In the graphic design world, having a portfolio of your work is a must – no if, ands, or buts about it. A portfolio is a representation of your creative mind coming together in various works. Whether you are applying for a new job or trying to acquire a new client, they simply will not even consider you as an employee if you don't have a portfolio. Therefore, you need to know what it takes to build a successful portfolio to earn a new job or new clients.
Here are 5 tips for building a design portfolio:
Diversify Your Examples
A portfolio is a representation of your skill sets, so include more than one type of piece. Show the clients or employers everything that you thrive in. Doing this may also open the client’s eyes to a new idea on a project based on your specific talents. Doing this will also build trust with the client, and let them feel confident in hiring you for the job.
Show your Best Work First and Last
It's psychologically proven that, in a series of things, people remember the first and the last thing in the series most clearly. The things in the middle are likely to blend together. Furthermore, the first piece will set the tone for the rest of the portfolio; it's your first impression. The last piece is what they see right before speaking to you again, so pick a piece that could lead to a great conversation about your work in general.
Group skill sets together
Your portfolio shouldn't be a random compilation of all the work you’ve done in the past. It should tell some sort of story. You could group your pieces into categories of logo design, infographics, etc., categorize them by the tone of the pieces, or divide them into sections based on the medium you used for each piece – whatever you choose, it should flow when the client/employer looks at it. Show the method to your madness!
Show your personality
After someone looks at your portfolio, they should feel like they know you – and if you don't want to appear scattered and disorganized, don't choose random design pieces. If a potential client/employer can detect your personality in the pieces, they will feel your passion for the work, which can easily segue into a working relationship.

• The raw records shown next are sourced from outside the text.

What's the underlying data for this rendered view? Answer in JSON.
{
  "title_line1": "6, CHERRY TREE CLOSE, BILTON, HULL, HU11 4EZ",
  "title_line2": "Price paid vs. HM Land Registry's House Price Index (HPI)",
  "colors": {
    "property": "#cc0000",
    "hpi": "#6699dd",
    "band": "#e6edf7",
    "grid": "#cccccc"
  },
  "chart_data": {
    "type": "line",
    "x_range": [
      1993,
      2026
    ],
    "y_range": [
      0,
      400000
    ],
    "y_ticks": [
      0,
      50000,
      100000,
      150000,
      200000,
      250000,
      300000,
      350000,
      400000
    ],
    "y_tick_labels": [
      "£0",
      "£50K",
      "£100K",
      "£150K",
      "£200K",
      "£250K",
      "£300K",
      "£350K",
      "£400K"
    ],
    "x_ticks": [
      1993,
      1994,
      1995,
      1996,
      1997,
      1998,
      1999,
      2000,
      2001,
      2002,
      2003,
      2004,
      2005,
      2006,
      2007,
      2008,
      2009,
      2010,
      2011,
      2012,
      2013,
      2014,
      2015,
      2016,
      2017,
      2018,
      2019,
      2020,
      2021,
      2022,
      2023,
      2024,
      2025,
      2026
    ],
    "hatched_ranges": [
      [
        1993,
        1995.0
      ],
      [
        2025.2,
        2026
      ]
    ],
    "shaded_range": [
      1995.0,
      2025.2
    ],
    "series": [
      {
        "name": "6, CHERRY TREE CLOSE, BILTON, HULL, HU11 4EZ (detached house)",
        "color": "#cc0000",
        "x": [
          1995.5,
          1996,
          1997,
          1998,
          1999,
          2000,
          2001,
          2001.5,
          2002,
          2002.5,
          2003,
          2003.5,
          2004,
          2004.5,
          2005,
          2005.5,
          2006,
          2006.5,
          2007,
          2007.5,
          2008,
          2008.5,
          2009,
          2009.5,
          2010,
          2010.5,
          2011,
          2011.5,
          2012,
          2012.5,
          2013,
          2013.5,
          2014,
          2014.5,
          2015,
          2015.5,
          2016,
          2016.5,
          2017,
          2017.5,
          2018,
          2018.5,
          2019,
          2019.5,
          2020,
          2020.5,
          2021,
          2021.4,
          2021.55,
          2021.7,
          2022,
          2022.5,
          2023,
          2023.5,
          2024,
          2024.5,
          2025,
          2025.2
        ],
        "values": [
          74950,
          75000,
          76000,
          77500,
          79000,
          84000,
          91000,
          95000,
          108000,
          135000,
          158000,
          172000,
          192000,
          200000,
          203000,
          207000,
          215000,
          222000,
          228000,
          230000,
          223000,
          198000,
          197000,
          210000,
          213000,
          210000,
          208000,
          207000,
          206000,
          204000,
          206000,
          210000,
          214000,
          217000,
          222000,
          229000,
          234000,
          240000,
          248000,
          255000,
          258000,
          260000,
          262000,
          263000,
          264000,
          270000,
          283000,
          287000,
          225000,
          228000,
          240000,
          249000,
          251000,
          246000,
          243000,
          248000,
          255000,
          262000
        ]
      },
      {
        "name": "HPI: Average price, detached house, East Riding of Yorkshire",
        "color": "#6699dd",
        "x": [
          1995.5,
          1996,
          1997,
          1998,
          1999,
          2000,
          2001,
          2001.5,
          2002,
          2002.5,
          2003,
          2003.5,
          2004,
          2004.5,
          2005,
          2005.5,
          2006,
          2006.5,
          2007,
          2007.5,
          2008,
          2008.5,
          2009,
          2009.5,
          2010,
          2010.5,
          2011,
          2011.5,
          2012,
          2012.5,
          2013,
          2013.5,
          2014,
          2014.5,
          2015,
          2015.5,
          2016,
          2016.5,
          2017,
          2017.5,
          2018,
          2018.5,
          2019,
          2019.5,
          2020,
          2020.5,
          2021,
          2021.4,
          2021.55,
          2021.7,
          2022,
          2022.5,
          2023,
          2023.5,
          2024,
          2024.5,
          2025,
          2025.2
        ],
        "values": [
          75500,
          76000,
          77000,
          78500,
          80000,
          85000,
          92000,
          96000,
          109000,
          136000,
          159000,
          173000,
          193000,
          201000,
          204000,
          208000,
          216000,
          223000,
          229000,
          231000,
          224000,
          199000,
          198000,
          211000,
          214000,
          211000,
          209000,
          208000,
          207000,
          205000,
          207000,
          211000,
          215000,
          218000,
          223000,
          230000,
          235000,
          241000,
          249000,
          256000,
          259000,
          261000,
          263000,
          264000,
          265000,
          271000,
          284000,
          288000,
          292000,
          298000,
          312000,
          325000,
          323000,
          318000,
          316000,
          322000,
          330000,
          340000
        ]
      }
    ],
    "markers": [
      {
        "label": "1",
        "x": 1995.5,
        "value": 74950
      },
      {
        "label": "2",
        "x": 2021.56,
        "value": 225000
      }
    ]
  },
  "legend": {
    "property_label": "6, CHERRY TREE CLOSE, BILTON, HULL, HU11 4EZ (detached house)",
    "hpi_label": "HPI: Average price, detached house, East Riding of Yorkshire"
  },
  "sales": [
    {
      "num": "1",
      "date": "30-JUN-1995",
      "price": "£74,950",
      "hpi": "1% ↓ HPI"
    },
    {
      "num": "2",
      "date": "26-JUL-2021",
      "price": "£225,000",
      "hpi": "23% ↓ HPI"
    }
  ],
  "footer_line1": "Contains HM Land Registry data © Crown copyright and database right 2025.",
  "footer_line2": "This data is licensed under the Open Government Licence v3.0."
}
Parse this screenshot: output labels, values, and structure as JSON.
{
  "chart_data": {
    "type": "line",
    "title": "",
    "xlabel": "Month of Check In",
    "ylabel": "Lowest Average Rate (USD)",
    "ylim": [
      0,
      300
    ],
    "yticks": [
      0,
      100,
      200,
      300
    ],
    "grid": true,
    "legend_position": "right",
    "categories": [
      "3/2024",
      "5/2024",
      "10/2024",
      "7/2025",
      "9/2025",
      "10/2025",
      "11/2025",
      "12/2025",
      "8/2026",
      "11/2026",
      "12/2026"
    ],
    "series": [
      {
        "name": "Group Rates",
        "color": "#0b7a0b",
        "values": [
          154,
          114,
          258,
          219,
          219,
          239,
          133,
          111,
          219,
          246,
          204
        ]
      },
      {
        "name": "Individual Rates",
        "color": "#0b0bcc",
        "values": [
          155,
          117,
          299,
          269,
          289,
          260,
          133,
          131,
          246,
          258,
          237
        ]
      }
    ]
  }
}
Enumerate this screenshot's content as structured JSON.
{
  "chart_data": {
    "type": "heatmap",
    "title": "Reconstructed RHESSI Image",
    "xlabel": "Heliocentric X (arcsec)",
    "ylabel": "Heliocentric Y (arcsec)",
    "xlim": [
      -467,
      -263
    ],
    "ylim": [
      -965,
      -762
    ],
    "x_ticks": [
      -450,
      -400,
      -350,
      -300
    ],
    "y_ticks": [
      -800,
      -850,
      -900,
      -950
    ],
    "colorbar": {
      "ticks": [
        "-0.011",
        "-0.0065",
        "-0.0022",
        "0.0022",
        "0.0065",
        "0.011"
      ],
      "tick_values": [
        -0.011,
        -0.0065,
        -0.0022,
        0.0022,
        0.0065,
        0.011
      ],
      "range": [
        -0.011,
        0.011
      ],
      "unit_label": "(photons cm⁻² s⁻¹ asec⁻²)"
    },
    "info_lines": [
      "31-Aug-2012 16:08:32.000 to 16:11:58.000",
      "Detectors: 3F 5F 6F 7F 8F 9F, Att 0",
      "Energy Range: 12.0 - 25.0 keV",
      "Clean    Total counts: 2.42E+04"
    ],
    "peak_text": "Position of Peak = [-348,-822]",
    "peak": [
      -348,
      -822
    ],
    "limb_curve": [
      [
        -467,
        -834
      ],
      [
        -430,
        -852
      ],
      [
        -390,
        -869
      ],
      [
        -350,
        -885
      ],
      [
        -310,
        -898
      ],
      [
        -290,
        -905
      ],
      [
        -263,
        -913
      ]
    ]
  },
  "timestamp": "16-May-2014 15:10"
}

Have a physical and digital portfolio
Don’t make the mistake of only having one way for people to see your work. You want your work to be accessible to everyone. If you have a digital portfolio, you should add the link to your business card; if you happen to meet a potential client, they have a quick way to access your work. On the flip side, during a job interview the employer may want to see how your work looks printed out in its final form, so a physical portfolio is key to show this.
As a designer, a portfolio is of utmost importance – it's the only way to show prospective clients or employers you "know your stuff" and they can be confident choosing you.